The issue is rights. Legal identities and labor rights. Personal recognition and self-determination within statutes. Monica Lewinsky in 2018 remains committed to not being labeled a victim for the decision she made as an adult. Her victimization came about when outside parties exploited her to preserve the office of the POTUS.

You pointed to an asymmetry of powers as your concern. Wouldn't legal identities, workplace rights, and access to a network of capable health care professionals provide for that balance? The only empowerment provided under the current system (The Seattle Model?

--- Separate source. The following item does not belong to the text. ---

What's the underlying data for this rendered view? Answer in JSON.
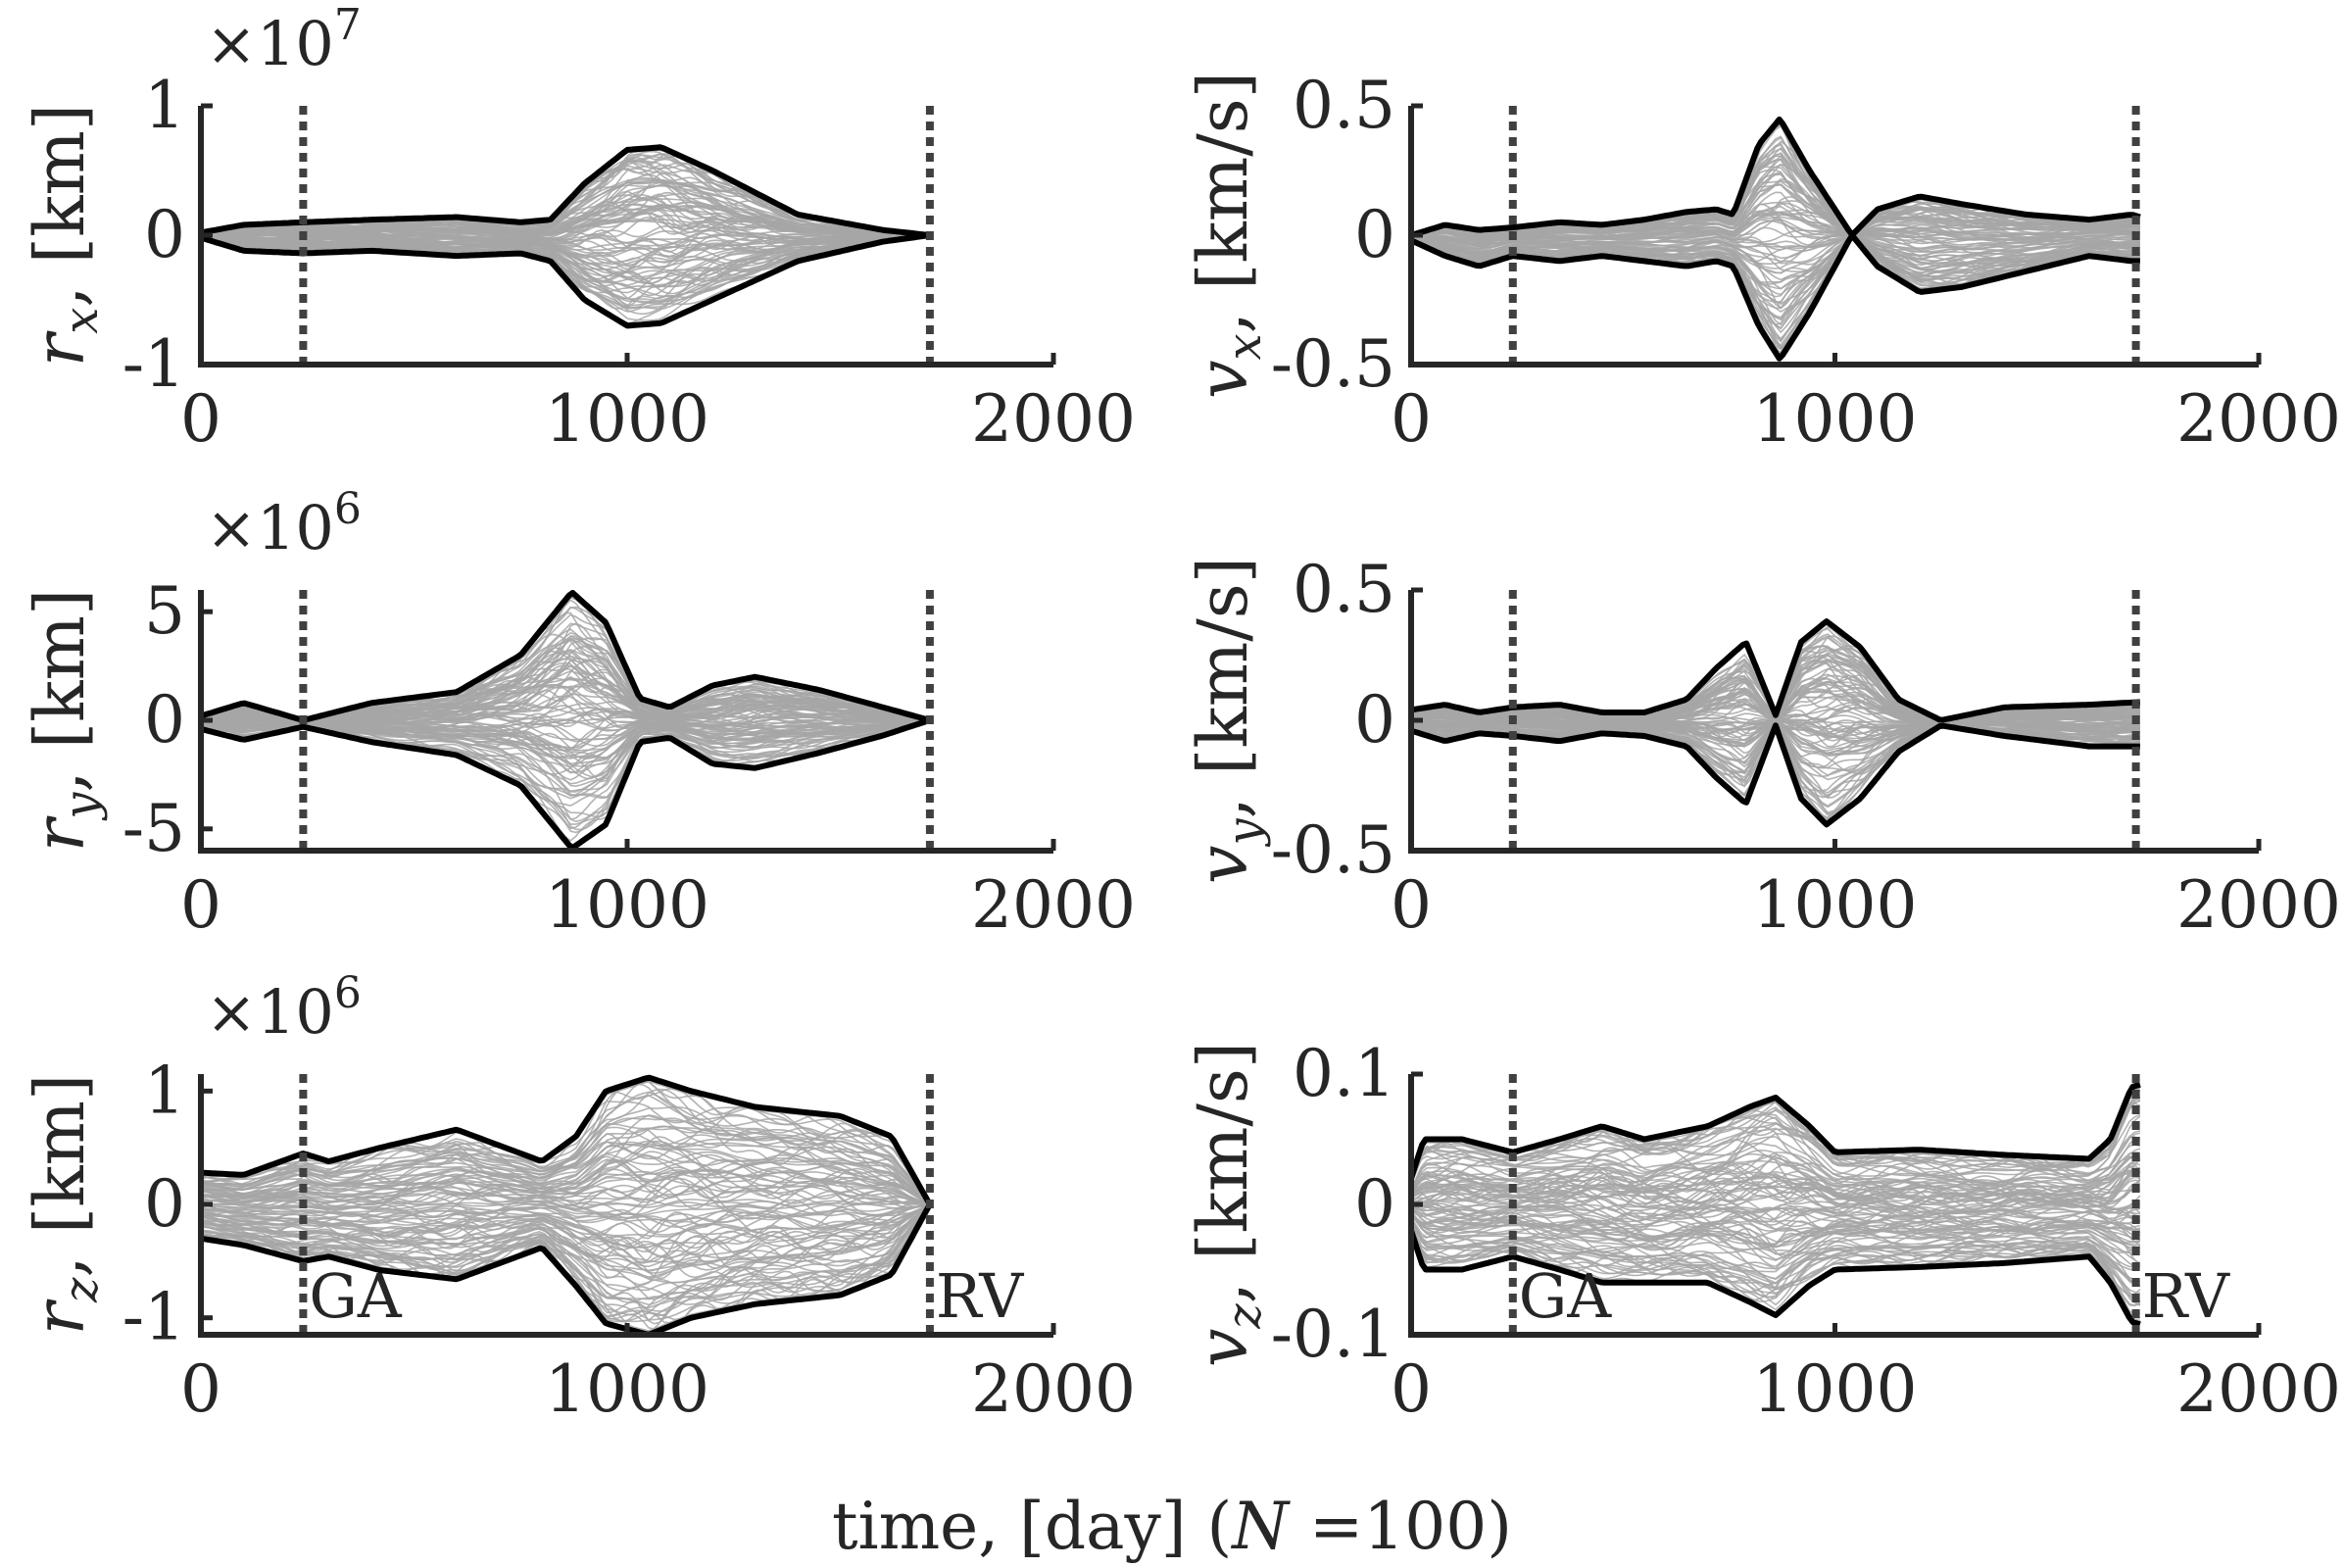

LOL) is to the very organizations that repeat the same damaging policy mistakes and profit from the fabricated stories of their success.

20

Another excellent article by Ms. Hertzog.
I pretty much limit my readying about sex work in The Stranger to Katie articles and Upside comments. They seem to be the only voices that aren't on the take. Too many people are profiting for getting involved in the sex lives of others.
If I understand correct, we now need permission from Mr. Satterberg to consent sex. It's no longer good enough that the two adults make that choice. Does he come on the first date too?

Is there some place we can get a note of approval from Dan in advance before the cops knock down the door and start arresting people? Does Dan place limits on our sexual consent, say "you can have sex with this person between these hours on these days for this long, but if you plan to make any changes to my plan you will need to return for additional approval."
That's the problem with police and prosecutors allowing adults to have consensual sex. Once they give the serfs permission for that, who knows what else they ask for!